染岡がキレやすいとは言え、こんなに怒ってんのは初めてかもしれない。
「お前が、誰かが怪我すんの見たくないように、俺だってなぁ!お前が怪我すんのは見たくねぇんだよ!!」
『…、染岡……』
言われた言葉が、すん、と胸に落ちた。
ああ、そうか。そうだよね。
染岡はずっと心配してくれてた。それなのに、私は……。
『ごめん』
「分かったんなら、大人しくベンチにいろ」
『うん…』
コクリ、と頷けば、染岡は大人しくしとけと、もう一度言って踵を返してフィールドに帰っていく。
「木暮くん、水津さんと交代よ。行って」
「え、お、おう……!」
怒ってる染岡の様子にビクビクとしていた木暮が、瞳子さんの指示でピューっと駆け抜けて私の横を過ぎて行く。
「水津ちゃん、大丈夫?」
『…うん。

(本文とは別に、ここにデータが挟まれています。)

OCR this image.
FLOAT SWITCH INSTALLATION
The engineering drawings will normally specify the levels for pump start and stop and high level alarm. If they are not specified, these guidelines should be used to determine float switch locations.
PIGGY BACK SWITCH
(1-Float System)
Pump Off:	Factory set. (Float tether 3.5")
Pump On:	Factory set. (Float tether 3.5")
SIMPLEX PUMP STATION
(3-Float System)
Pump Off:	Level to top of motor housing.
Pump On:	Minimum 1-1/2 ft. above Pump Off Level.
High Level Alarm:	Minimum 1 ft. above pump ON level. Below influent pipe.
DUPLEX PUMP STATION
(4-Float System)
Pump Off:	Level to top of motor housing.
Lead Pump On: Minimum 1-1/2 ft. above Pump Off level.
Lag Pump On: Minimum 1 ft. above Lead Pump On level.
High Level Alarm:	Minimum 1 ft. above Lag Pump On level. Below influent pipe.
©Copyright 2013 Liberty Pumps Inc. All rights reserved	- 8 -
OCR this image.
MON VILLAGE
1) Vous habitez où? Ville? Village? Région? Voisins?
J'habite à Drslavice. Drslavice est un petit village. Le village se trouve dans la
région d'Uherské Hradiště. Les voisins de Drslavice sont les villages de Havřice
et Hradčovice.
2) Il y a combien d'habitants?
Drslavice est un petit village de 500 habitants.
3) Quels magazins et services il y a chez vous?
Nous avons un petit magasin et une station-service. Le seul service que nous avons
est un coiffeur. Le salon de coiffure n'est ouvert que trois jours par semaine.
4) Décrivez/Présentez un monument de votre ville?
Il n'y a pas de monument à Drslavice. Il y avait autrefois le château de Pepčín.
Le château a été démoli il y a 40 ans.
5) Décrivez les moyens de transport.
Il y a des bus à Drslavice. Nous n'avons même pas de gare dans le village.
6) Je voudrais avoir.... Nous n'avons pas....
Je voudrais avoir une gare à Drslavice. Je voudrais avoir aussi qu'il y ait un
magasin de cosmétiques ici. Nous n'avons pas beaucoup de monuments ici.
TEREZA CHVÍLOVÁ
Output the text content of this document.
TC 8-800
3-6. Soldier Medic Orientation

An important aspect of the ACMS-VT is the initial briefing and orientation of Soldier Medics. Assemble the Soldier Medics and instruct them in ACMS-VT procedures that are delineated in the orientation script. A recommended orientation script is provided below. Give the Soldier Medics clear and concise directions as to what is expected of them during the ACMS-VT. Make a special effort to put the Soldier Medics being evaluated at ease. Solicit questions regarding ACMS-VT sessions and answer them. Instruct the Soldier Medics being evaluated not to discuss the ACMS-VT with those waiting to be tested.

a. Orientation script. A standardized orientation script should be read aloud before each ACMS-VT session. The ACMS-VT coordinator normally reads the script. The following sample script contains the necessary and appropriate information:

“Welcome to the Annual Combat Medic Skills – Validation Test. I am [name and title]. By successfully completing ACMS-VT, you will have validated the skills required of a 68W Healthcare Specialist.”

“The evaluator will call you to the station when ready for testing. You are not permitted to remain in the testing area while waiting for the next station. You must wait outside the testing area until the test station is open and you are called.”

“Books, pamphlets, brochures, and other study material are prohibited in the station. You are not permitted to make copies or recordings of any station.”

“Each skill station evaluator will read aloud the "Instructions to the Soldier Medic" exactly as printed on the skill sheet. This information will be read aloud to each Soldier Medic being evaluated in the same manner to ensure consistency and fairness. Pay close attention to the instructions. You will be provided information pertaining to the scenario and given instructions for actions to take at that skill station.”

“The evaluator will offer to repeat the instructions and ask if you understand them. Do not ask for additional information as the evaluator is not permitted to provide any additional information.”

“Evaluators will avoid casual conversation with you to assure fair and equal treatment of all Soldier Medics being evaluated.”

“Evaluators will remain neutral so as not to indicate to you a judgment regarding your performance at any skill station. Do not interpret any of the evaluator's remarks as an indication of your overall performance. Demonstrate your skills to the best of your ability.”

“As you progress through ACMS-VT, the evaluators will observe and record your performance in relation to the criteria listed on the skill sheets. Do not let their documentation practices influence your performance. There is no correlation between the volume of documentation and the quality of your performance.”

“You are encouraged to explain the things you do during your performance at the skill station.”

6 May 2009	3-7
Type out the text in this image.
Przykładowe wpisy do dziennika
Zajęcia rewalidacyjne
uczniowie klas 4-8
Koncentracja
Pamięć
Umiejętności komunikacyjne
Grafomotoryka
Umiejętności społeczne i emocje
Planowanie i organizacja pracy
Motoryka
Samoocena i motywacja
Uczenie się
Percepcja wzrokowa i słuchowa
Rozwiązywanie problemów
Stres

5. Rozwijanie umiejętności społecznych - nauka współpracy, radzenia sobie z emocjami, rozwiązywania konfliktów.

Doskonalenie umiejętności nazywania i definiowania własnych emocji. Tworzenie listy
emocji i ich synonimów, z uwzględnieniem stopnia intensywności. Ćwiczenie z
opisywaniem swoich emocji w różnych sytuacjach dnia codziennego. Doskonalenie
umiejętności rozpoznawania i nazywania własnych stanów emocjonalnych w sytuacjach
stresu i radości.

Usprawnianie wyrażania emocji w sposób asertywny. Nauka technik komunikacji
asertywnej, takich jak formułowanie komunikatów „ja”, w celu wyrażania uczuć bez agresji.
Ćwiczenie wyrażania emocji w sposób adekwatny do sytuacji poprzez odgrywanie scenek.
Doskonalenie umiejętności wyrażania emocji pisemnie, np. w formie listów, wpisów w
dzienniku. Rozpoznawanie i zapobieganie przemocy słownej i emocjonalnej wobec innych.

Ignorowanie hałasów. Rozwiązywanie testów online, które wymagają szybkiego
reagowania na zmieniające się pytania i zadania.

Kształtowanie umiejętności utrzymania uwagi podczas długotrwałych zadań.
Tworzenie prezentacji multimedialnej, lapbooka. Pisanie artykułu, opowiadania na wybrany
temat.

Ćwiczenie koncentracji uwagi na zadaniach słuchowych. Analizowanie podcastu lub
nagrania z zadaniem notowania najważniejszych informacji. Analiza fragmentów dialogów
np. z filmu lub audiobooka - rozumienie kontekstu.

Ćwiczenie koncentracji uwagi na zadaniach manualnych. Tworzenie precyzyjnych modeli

痛いな』
心が。
「そりゃあ、こんな状態で試合続けてたら痛いに決まってるじゃないですか!!」
『ひゃっ、』
プンプンと怒る春奈ちゃんによって患部に氷嚢が当てられた。
「冷たくても我慢して下さいね。腫れが酷いんですから!」
『うっ。はい…』
こればっかりは放置した自分が悪いしな、と受け入れて試合が再開したフィールドを見つめる。
試合は接戦、いや、私が抜けた分、中盤が薄くなっているのと、不動のラフプレーを警戒して、ボールキープがキツくなってきていて若干、真・帝国側が押している状況だ。
「オラァーー!!」
「ヒェッ!!」
不動がボールをトラップした木暮にすかさず、スライディングを仕掛ければ、反射神経のいい木暮は悲鳴を上げつつ、ボールを置いて体は横に避けた。
「佐久間!」
不動はそのボールを蹴りあげ、速攻で佐久間にパスを出した。
「しまった!」
「これで、決める!!」
「やめろ佐久間ー!!」
鬼道が叫び佐久間に駆け寄ろうとすれば、横から不動が鬼道にタックルし足を止める。
その間にボコボコと地中から飛び出したペンギン達が次々に佐久間の足に突き刺さる。
『くそ、』
フィールドに居たら、止めれたかもしれないのに…。
「ウッアアアア!!」
佐久間がボールに大きく足を振り下ろした。
足がボールにぶつかったが、ボールは飛んで行かない。
「させねぇ!!…ぐっ!!」
いつの間にかディフェンスラインに下がってた染岡が、思い切りボールを蹴り返す事で、ボールが2人の間に挟まり動きが止まっていた。
「ッ、邪魔だ!どけ、…ッぐああああああああ!」
蹴り返す力を込めようとしたであろう佐久間が、ぴきりと、背を反らし悲鳴を上げた。
それにより、支えを失ったボールがポロンと転がった。
「ッ、くっ。おい、佐久間!?」
皇帝ペンギン1号を打ちかけていたボールに触れていたからか、染岡も痛みがあるのか顔を歪めながら、急に動かなくなった佐久間を見た。
「佐久間!?」
佐久間ははくはく、と金魚のように口を開いたり閉じたりしている。
そして、そのままどさりと音を立てて後ろに倒れた。
「佐久間…?」
ピッピッピーッとホイッスルが鳴る。
「試合終了!2-2、引き分けだぁ!」
『瞳子さん!!!』
早く、と彼女を見れば、分かっていますと携帯電話を取り出した。
結局
佐久間は救えなかった。
あのままフィールドに居たら何か違っただろうか。
けど、心配してくれた彼を2回も無視してまで、あのままフィールドに居続けれるほど、私の神経は図太くなかった。